General characteristics
- Class & type: Sentinel-class cutter
- Displacement: 353 long tons (359 t)
- Length: 46.8 m (153 ft 7 in)
- Beam: 8.11 m (26 ft 7 in)
- Depth: 2.9 m (9 ft 6 in)
- Propulsion: 2 × 4,300 kW (5,800 shp); 1 × 75 kW (101 shp) bow thruster;
- Speed: 28 knots (52 km/h; 32 mph)
- Range: 2,500 nautical miles (4,600 km; 2,900 mi)
- Endurance: 5 days
- Boats & landing craft carried: 1 × Cutter Boat - Over the Horizon Interceptor
- Complement: 4 officers, 20 crew
- Sensors & processing systems: L-3 C4ISR suite
- Armament: 1 × Mk 38 Mod 2 25 mm automatic gun; 4 × crew-served Browning M2 machine guns;
- Notes: First Commanding Officer LT Nicholas Martin

= USCGC Daniel Tarr =

USCGC Daniel Tarr (WPC-1136) is the United States Coast Guard's 36th cutter, and the first of three to be homeported in Galveston, Texas.

==Design==

Like her sister ships, Daniel Tarr is designed to perform search and rescue missions, port security, and the interception of smugglers. She is armed with a remotely-controlled, gyro-stabilized 25 mm autocannon, four crew served M2 Browning machine guns, and light arms. She is equipped with a stern launching ramp, that allows her to launch or retrieve a water-jet propelled high-speed auxiliary boat, without first coming to a stop. Her high-speed boat has over-the-horizon capability, and is useful for inspecting other vessels, and deploying boarding parties.

The crew's drinking water needs are met through a desalination unit. The crew mess is equipped with a television with satellite reception.

==Operational career==

Daniel Tarr was delivered to the Coast Guard, in Key West, on November 7, 2019, and she was commissioned on January 10, 2020. On her first patrol she successfully interdicted five illegal Mexican lancha fishing vessels along with hundreds of feet of fishing line. A lancha is a fishing boat used by Mexican fishermen that is approximately 20-30 feet long with a slender profile, having one outboard motor, and is capable of traveling at speeds exceeding 30 mph.
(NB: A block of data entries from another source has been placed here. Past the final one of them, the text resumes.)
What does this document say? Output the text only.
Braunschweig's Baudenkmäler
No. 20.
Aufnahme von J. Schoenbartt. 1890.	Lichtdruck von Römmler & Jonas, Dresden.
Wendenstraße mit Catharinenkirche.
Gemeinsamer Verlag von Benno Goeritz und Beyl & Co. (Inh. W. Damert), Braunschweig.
Lanchas are frequently used to transport illegal narcotics to the U.S. and illegally fish in the United States’ Exclusive Economic Zone near the U.S./Mexico border in the Gulf of Mexico.

On 2 and 3 April 2023, Daniel Tarr successfully interdicted four lanchas along with their crews and 320 pounds of illegally caught fish. The seventeen crewmembers were turned over to U.S. border enforcement agents.

==Namesake==

In 2010, Master Chief Petty Officer of the Coast Guard Charles "Skip" W. Bowen, who was then the United States Coast Guard's most senior non-commissioned officer, proposed that all 58 cutters in the Sentinel class should be named after enlisted sailors in the Coast Guard, or one of its precursor services, who were recognized for their heroism. The Coast Guard chose Daniel Tarr as the namesake of the 36th cutter. Tarr, and three other Coast Guard sailors, piloted the first landing craft during the United States first amphibious landing, in the Pacific Theater, during World War II. Tarr, and his three colleagues were each awarded a Silver Star medal for this task. His colleagues Harold Miller and Glen Harris have Sentinel-class cutters named after them, as will his other colleague William Sparling.